Java vs C++ speed (IO & Sorting)

L

Lew

There is nothing wrong with my installation. Server VM doesn't ship
with JRE. It only comes with full JDK download.

The following is from the readme file in the Sun JDK:

On Microsoft Windows platforms, the JDK includes both
the Java HotSpot(TM) Server VM and Java HotSpot Client VM.
However, the Java SE Runtime Environment for Microsoft Windows
platforms includes only the Java HotSpot Client VM. Those wishing
to use the Java HotSpot Server VM with the Java SE Runtime
Environment may copy the JDK's jre\bin\server folder to a
bin\server directory in the Java SE Runtime Environment. Software
vendors may redistribute the Java HotSpot Server VM with their
redistributions of the Java SE Runtime Environment.

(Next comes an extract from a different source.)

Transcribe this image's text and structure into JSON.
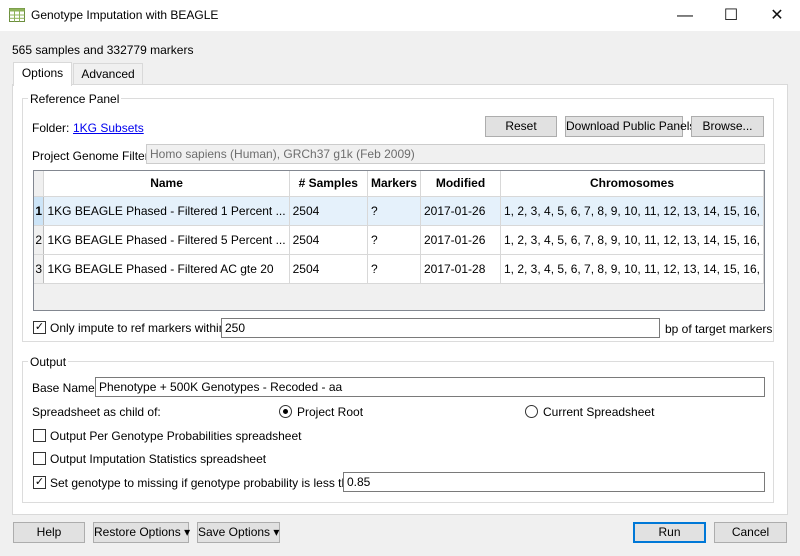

Nevertheless, you will note that the "server VM" is not in your PATH, as I
mentioned. Your own output shows that. The statement that some sort of
"server VM" has to be in the PATH is false.

Only the JDK version of 'java' itself need be in the PATH. IOW, the JDK
version of 'java' is different from the JRE version (on Windows only!). The
JDK 'java' is equally capable of running as a client VM. The distinction is
not "server" vs. "client" but "JDK version" vs. "JRE version". Again, this is
only a Windows issue. On my Linux box the two versions are identical.

Again, "-server" is an option to the 'java' executable. It is the 'java'
executable that must be in the PATH, in this case the JDK version, not some
separate "server" or "client" version. Even on your box, the same JDK 'java'
version is in your PATH whether you run it with "-server" or "-client".
 
S

Steve Sobol

["Followup-To:" header set to comp.lang.java.programmer.]
Nevertheless, you will note that the "server VM" is not in your PATH, as I
mentioned. Your own output shows that. The statement that some sort of
"server VM" has to be in the PATH is false.

....which brings up a question. What's the diff between the "server" and
"client" VM's?
 
M

Mirek Fidler

I would try that if some Java expert (which I am never claimed to be)
gives me a hint on how to use TreeMap without calling Integer
constructor a zillion times :)

or maybe some other trick is there? let me think...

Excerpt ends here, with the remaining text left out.